I am often asked to give advice on how to “clean up” one’s diet. I tend to get overly enthusiastic and offer up so many ideas that I’m sure it seems like a large mountain to climb. That needn’t be the case. The way my family shops and eats today didn’t happen over night and I wouldn’t expect that of any of you, either. (But I would love for you all to climb to the top of the mountain with me!) The real key is to lay a strong foundation and then to build from there.
The end of summer (and back to school for my college kids) means the routine shifts in our house and probably for many of you as well. This can be a good time to start new habits. If you want to improve the quality of your family’s eating habits, and ultimately their health, then here are three quick tips for getting started.
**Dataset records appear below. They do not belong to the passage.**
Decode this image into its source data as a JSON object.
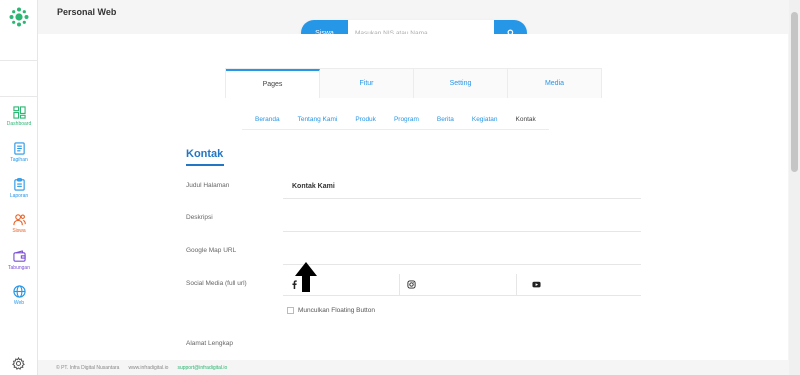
{
  "header": {
    "app_title": "Personal Web",
    "search": {
      "category": "Siswa",
      "placeholder": "Masukan NIS atau Nama"
    }
  },
  "sidebar": {
    "items": [
      {
        "label": "Dashboard",
        "icon": "dashboard-icon",
        "color": "#2bb673"
      },
      {
        "label": "Tagihan",
        "icon": "invoice-icon",
        "color": "#2696e7"
      },
      {
        "label": "Laporan",
        "icon": "report-icon",
        "color": "#2696e7"
      },
      {
        "label": "Siswa",
        "icon": "students-icon",
        "color": "#e8632a"
      },
      {
        "label": "Tabungan",
        "icon": "wallet-icon",
        "color": "#7b4fd4"
      },
      {
        "label": "Web",
        "icon": "globe-icon",
        "color": "#2696e7"
      }
    ]
  },
  "tabs": [
    {
      "label": "Pages",
      "active": true
    },
    {
      "label": "Fitur",
      "active": false
    },
    {
      "label": "Setting",
      "active": false
    },
    {
      "label": "Media",
      "active": false
    }
  ],
  "subnav": [
    {
      "label": "Beranda",
      "active": false
    },
    {
      "label": "Tentang Kami",
      "active": false
    },
    {
      "label": "Produk",
      "active": false
    },
    {
      "label": "Program",
      "active": false
    },
    {
      "label": "Berita",
      "active": false
    },
    {
      "label": "Kegiatan",
      "active": false
    },
    {
      "label": "Kontak",
      "active": true
    }
  ],
  "form": {
    "section_title": "Kontak",
    "judul_label": "Judul Halaman",
    "judul_value": "Kontak Kami",
    "deskripsi_label": "Deskripsi",
    "map_label": "Google Map URL",
    "social_label": "Social Media (full url)",
    "floating_label": "Munculkan Floating Button",
    "floating_checked": false,
    "alamat_label": "Alamat Lengkap"
  },
  "footer": {
    "copyright": "© PT. Infra Digital Nusantara",
    "website": "www.infradigital.io",
    "email": "support@infradigital.io"
  },
  "colors": {
    "accent": "#2696e7",
    "brand": "#2bb673",
    "title": "#2376c4"
  }
}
1. Make Green Your Favorite Color. Add in dark, leafy greens to your meals any chance you get. Green vegetables are high in calcium, magnesium, iron, potassium ,zinc and vitamins A, C, E and K. They are loaded with fiber, folic acid and cholorphyll. Organic is best, but non-organic is better than not eating them at all. Add a large handful of them to scrambled eggs or smoothies, put them on sandwiches, add roasted green vegetables to your meals and use the leftovers for your leafy green salads – incorporate them whenever and wherever you can! You can’t get too much of them.
2. Ditch the processed beverages and add in more WATER. Water is the most important thing– lots of it, all day long. Aim for 8 glasses a day. Coffee and plain ice tea do not count toward that goal since the caffeine dehydrates you (though I am not against them, in moderation -as in a cup or two per day, sweetened with healthy sweeteners and whole milk). Ditch the splenda and fat-free milks. In general, processed beverages might not be a term you hear too often, but there is a large chunk of bad habits that begin with what you drink. Everything from the fancy coffee shop’s calorie laden, sugar filled concoctions that are pawned off as coffee drinks to the variety of sodas (diet included!), sports drinks and sweetened ice teas to flavored coconut waters and sugary fruit drinks with a bit of green added to mislead you. Staying hydrated also controls hunger, headaches and fatigue.
3. Get Moving! Even something as simple as a walk around the neighborhood after dinner can benefit your health. Start with one or two days a week and then gradually increase to four or more. The exercise not only helps you control weight, it helps strengthen your heart, keeps your joints mobile and increases endorphins (neuropeptides that elevate your mood).
Start with these three tips and you’ll be on your way to reaching the top of the wellness mountain! You can do it – you just need to start!
Coming soon…. my review of a new cookbook that is being released this month. I’ve been selected as a cookbook ambassador for a real food expert who has improved the health and wellness of her family, all by changing how they eat. Look for my review next week!
Happy, Healthy Eating!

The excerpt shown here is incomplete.